Andrei Mamolea is a visiting fellow at the Max Planck Institute for European Legal History and an SSHRC post-doctoral fellow at McGill University Faculty of Law. His research challenges the widespread notion that the United States was the driving force behind the development of international law during the late nineteenth and early twentieth centuries and then shifts attention to the neglected but important role of small states, especially in Latin America and East-Central Europe. Within the “Laying the Foundations” project, he examines the influence of jurists, diplomats, and League of Nations functionaries from these regions, as well as the sovereigntist tradition among legal circles in the United States.

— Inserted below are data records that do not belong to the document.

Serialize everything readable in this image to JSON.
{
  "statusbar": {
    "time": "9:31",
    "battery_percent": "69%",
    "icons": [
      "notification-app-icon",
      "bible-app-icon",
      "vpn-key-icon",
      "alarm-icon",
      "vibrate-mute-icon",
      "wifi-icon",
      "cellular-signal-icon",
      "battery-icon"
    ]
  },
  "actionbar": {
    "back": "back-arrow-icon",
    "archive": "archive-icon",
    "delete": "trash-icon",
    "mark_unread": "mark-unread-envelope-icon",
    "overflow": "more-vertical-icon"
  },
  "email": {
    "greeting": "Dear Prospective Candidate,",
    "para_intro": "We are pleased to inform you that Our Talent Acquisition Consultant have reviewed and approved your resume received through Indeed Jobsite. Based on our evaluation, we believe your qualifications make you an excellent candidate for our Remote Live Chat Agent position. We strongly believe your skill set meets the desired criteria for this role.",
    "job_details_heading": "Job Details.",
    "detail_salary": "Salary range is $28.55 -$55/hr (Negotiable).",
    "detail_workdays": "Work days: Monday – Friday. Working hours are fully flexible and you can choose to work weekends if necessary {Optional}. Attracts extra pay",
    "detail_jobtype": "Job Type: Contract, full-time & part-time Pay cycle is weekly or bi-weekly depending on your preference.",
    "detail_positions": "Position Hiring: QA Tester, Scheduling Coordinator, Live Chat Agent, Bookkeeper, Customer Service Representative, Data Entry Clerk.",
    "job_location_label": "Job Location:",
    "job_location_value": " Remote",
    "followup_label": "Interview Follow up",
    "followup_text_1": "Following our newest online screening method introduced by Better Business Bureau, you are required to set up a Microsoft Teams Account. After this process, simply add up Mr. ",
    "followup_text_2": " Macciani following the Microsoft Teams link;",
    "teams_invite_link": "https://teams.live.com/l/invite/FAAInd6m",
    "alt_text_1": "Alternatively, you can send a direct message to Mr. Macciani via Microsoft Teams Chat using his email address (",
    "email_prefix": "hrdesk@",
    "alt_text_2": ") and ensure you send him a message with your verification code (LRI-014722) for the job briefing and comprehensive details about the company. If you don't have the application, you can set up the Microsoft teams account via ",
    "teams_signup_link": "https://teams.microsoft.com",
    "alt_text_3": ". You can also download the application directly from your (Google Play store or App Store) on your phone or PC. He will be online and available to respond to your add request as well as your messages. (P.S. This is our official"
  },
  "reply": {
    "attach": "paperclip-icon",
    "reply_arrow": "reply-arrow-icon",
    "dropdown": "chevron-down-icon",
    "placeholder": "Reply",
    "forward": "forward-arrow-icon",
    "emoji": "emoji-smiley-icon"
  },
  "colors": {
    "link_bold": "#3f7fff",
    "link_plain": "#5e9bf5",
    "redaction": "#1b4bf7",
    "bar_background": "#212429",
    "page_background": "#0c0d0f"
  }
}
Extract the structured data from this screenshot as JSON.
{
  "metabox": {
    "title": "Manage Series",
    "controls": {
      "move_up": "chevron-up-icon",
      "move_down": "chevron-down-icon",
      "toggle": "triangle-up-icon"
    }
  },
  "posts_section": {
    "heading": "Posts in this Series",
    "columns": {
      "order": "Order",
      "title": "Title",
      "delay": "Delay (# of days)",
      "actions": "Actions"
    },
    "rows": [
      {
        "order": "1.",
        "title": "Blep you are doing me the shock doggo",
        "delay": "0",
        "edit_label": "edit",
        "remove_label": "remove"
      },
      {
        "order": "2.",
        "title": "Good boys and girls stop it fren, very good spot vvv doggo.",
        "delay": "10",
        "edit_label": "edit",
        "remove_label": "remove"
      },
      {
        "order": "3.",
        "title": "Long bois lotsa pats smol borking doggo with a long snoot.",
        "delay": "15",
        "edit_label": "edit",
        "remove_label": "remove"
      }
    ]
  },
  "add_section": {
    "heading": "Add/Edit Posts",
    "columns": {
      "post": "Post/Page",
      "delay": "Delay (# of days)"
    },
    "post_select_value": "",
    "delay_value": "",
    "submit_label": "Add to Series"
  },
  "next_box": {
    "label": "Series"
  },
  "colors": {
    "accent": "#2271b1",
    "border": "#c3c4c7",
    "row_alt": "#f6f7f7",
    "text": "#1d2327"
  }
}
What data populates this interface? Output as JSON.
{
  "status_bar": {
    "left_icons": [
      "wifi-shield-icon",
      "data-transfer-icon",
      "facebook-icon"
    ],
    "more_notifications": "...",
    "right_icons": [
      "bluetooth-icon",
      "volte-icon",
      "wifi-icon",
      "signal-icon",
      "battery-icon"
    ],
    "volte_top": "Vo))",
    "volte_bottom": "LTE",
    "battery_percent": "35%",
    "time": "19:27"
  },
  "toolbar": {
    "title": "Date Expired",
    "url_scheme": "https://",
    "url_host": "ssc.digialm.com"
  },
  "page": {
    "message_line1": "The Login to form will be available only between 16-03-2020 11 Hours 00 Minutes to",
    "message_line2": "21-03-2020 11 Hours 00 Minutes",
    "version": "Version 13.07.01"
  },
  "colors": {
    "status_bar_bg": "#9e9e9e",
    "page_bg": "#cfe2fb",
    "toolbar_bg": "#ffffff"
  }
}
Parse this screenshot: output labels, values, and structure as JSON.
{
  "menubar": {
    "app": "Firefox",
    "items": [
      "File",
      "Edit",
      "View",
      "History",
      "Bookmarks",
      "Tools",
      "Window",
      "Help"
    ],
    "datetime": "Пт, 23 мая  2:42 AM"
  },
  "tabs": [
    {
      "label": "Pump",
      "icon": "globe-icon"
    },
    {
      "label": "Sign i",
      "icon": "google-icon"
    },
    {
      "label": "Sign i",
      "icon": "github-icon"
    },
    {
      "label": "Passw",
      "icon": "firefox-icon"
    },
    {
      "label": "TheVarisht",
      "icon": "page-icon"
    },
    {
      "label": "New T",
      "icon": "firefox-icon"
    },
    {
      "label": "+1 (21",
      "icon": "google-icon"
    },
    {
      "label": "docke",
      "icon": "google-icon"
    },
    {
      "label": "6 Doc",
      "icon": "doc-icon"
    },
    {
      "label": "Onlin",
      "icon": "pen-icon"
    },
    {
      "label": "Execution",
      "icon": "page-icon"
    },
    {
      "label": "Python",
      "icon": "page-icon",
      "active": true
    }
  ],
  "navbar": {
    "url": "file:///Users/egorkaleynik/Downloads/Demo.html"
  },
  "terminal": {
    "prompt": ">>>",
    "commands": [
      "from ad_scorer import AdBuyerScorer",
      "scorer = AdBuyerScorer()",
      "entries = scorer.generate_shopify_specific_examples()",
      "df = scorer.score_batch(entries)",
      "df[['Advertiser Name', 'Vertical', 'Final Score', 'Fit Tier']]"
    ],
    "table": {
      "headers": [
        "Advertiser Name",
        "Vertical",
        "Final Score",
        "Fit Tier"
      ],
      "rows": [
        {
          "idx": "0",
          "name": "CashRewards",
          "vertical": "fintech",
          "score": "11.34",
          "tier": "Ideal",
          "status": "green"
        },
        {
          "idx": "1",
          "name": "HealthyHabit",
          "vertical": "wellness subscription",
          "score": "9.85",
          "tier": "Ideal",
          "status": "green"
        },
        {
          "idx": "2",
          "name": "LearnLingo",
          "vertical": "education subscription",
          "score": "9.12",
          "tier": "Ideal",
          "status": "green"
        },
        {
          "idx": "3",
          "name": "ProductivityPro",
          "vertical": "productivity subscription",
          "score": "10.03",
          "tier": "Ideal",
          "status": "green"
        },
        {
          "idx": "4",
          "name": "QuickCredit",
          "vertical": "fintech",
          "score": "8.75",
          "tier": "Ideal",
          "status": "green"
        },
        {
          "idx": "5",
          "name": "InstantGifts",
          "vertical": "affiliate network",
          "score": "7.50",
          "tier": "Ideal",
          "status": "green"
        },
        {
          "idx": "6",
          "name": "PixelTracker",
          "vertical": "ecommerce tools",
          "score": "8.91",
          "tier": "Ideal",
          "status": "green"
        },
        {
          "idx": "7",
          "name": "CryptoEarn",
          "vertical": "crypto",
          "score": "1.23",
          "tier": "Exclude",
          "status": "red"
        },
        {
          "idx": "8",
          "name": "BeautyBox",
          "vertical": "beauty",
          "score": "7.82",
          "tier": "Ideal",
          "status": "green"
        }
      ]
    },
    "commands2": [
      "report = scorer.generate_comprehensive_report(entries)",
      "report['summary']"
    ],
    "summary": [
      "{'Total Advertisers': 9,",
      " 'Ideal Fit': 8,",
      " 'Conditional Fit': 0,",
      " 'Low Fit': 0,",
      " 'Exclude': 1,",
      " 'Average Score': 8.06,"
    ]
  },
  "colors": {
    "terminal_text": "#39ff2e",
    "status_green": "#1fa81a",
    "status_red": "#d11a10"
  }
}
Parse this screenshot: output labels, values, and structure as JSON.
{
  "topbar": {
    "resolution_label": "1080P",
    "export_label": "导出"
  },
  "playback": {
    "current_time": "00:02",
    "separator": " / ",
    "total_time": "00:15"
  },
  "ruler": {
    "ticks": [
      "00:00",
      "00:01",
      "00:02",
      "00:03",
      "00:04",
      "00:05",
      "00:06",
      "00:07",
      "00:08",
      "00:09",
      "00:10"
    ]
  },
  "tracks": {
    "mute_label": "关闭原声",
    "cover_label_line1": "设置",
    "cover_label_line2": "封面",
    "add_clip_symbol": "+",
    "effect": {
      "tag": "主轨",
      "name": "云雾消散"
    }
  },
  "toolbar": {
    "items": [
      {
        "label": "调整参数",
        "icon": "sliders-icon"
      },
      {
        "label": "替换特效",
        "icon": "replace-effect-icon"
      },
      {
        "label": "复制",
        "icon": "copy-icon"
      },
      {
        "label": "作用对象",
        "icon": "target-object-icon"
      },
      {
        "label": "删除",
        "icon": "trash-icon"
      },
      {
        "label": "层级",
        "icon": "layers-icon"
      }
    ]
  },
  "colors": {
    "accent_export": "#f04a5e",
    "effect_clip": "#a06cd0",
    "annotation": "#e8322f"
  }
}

Lecturer in Public International Law at University College London. She is currently preparing a monograph, from her doctoral dissertation, tracing ideas and practices of secrecy and publicity in the international legal order from the nineteenth century to the present. This research focuses on the interwar years as a foundational period in which an expanding franchise, and the experience of industrialized warfare, gave impetus to new demands for publicity of diplomacy – but triggered in turn the modernization, reformulation and legitimation of a liberal secrecy regarding foreign relations which subsists today. The book addresses dynamics of secrecy and publicity in particular in diplomatic relations; the workings of League bodies; the management of treaties; disarmament and arms control; and intelligence. Across these areas she traces how the regulation of secrecy moves in and out of juridical frames, found sometimes in political and bureaucratic custom, or diplomatic etiquette, but crystallized also in the public law of states. The work draws on archives of the League of Nations Secretariat, and of foreign ministries in Britain, France and the United States. Other work on the twentieth-century international legal order includes 'The Survival of the Secret Treaty: Publicity, Secrecy and Legality in the International Order' (2017) 111 American Journal of International Law 575; 'The League of Nations, Ethiopia, and the Making of States' (forthcoming (2019) 11 Humanity); and 'Ventriloquism in Geneva: The League of Nations as International Institution' (forthcoming in Brett & Koskenniemi (eds), History, Politics, Law: Thinking through the International).